ON AUGUST 17, a repeat abdominal x-ray revealed dilated small bowel loops, the NG tube was replaced, and renal and surgical consults were requested. At the surgical consult on that date, the consulting surgeon opined that the patient was dehydrated with deficits secondary to increased NG tube output and vomiting, causing electrolyte disturbances and reduced renal function. The differential diagnosis was small bowel obstruction, and once the patient was hydrated with improvement in BUN and creatinine, the surgical consultant planned to take the patient back to the operating room for re-exploration. That evening, the renal consultant felt the renal insufficiency resulted from fluid loss and recommended replacement.

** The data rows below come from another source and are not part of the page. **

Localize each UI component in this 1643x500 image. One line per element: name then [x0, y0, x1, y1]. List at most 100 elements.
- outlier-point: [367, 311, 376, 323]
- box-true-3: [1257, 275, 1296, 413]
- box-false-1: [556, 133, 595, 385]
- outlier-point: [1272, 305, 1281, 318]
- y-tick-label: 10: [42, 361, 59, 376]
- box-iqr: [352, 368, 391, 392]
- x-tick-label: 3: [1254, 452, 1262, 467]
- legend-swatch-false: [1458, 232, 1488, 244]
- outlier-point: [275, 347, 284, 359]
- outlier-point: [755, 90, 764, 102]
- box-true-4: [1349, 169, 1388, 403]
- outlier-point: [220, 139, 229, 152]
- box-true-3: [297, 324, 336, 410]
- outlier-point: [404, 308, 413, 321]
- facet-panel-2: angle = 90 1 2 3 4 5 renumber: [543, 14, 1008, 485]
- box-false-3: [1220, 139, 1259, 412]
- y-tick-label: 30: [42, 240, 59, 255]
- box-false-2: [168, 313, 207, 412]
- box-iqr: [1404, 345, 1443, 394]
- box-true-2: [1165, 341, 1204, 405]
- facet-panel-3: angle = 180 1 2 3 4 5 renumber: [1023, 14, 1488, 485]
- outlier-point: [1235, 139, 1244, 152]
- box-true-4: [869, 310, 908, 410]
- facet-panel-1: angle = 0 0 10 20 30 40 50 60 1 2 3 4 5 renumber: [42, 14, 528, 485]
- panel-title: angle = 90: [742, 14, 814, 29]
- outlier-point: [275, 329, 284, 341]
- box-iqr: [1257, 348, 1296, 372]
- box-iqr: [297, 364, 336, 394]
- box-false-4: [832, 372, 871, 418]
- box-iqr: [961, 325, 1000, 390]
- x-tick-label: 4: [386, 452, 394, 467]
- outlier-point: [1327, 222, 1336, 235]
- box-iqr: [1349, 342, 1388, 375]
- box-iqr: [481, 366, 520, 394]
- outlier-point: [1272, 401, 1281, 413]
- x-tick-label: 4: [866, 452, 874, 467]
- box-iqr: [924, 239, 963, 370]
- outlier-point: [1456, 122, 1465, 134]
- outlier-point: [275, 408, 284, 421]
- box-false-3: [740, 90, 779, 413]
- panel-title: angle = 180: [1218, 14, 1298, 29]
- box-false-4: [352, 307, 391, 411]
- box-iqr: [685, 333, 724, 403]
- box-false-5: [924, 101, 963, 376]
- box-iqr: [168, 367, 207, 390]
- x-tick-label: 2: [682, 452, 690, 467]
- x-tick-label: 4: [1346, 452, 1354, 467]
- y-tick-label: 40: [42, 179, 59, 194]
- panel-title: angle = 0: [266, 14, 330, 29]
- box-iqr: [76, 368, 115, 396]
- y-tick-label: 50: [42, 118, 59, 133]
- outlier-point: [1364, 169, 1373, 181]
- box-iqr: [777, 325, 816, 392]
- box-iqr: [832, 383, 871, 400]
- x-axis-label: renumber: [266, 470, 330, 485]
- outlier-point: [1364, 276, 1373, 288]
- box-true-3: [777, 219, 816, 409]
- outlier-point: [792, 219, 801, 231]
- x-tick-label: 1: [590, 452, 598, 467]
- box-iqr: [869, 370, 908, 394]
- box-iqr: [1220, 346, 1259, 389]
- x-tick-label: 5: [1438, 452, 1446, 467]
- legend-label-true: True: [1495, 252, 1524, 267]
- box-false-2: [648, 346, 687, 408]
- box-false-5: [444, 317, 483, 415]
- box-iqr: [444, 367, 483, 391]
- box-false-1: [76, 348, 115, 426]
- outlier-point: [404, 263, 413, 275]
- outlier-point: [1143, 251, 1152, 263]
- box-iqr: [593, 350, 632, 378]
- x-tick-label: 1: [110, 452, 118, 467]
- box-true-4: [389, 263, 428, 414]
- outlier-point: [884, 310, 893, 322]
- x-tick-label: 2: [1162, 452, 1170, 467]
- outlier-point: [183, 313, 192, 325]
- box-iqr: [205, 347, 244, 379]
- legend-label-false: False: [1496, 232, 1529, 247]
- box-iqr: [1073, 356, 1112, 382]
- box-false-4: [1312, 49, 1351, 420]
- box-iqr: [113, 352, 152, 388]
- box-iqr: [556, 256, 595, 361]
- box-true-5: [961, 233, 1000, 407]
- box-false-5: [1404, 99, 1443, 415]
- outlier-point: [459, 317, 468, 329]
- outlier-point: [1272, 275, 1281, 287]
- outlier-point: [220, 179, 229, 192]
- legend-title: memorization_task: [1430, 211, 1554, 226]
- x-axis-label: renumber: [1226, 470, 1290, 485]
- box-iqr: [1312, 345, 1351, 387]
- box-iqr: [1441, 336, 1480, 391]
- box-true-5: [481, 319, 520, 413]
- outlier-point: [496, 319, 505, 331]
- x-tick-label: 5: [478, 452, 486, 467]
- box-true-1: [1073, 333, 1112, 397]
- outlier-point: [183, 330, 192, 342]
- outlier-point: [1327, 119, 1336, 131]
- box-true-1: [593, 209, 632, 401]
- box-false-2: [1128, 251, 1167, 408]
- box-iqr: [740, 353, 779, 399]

ON AUGUST 19, the patient underwent surgery by the surgical consultant, with a pre- and postoperative diagnosis of small bowel obstruction. According to the operative report, she underwent exploratory laparotomy, lyses of adhesions, repair of enterotomy, and repair of an umbilical hernia. The surgeon's operative note indicates that a "pinpoint" opening was found in an area of small bowel tucked into the left side of the abdomen. Although there was no specific area of transition (of the dilated bowel), these loops of bowel were obviously adhesed and adherent to the left upper abdomen.
Postoperatively, the patient remained in the PACU overnight, and was then transferred to the ICU where she remained for an additional 5 days. She continued to be followed by surgery, renal, gyn, and infectious disease. A peritoneal fluid culture came back positive for gram-negative bacteria and she was placed on antibiotics. Her renal status slowly improved, and the wound was noted by surgery to be approximately 10 inches long with areas of healing both closed and open. She was ultimately discharged home on August 31 and followed for wound care with the surgeon through December of that year, at which time she was fully healed and completely active.